Va detto che le intenzioni sono buone, ovvero salvaguardare i bilanci societari e soprattutto dare slancio al calcio italiano, quasi “costringendo” i club italiani a puntare sui giovani del nostro Paese piuttosto che andare a pescarli all’estero. Il problema è che, soprattutto sul breve periodo, si rischia di indebolire ulteriormente un campionato che, da primo in Europa, oggi viaggia intorno al quarto-quinto posto.

La norma che sicuramente sarà maggiormente contestata riguarda l’acquisto dei calciatori extracomunitari. Ad ogni sessione di mercato ne saranno acquistabili solo due, com’era finora, ma se per uno dei due si tratta del primo contratto da professionista, viene introdotta la regola per cui prima di poter essere ingaggiato, il giocatore doveva essere entrato in Italia con la famiglia per motivi non calcistici, ed aver frequentato la scuola italiana, da almeno 4 anni. In questo caso la limitazione è forte perché praticamente diventa impossibile ingaggiare giovani talenti non ancora scoperti da nessuno. Un calciatore come Pogba per esempio, preso dalla Primavera del Manchester United e dunque al primo contratto da professionista, se anziché francese fosse stato africano, la Juventus non avrebbe potuto tesserarlo. Si corre il rischio che qualche club aggiri la regola facendo tesserare il giocatore da un club straniero e facendoselo girare subito dopo. Ma c’è anche una seconda restrizione sull’extracomunitario: i calciatori presi a sostituzione di un altro extracomunitario lo potranno sostituire solo se hanno un contratto da professionista da almeno 3 anni.

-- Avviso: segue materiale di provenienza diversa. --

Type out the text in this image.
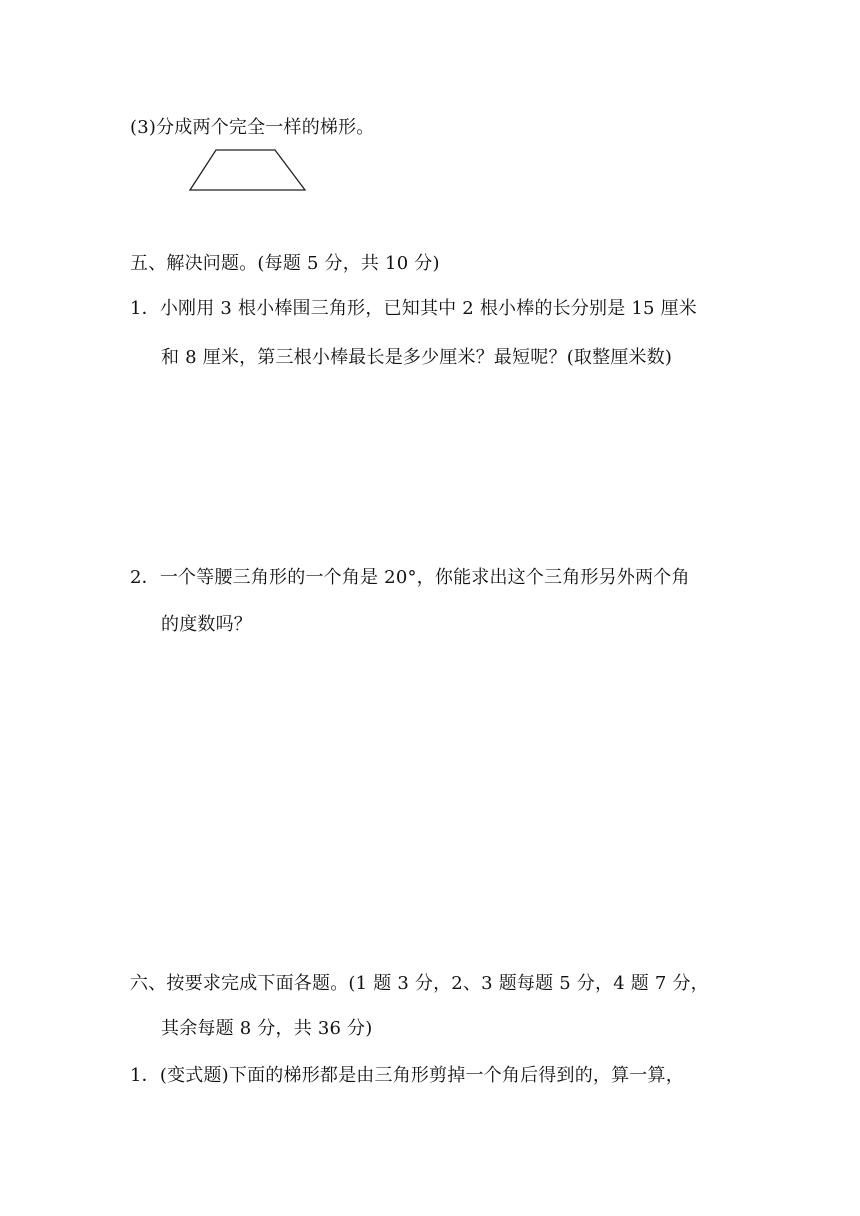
(3)分成两个完全一样的梯形。
五、解决问题。(每题 5 分，共 10 分)
1．小刚用 3 根小棒围三角形，已知其中 2 根小棒的长分别是 15 厘米
和 8 厘米，第三根小棒最长是多少厘米？最短呢？(取整厘米数)
2．一个等腰三角形的一个角是 20°，你能求出这个三角形另外两个角
的度数吗？
六、按要求完成下面各题。(1 题 3 分，2、3 题每题 5 分，4 题 7 分，
其余每题 8 分，共 36 分)
1．(变式题)下面的梯形都是由三角形剪掉一个角后得到的，算一算，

Per il resto le restrizioni sono note: al massimo si potranno iscrivere 25 giocatori per squadra, dei quali almeno 4 cresciuti nel vivaio della squadra stessa e 4 cresciuti in Italia. Non ci saranno vincoli invece per i tesseramenti degli Under 21 anche perché già da ora per la maggior parte sono già italiani. Infine viene introdotta la responsabilità dei club in caso di violenze sugli arbitri, purtroppo in aumento negli ultimi tempi, che comporterà il pagamento delle spese arbitrali nel caso di aggressioni.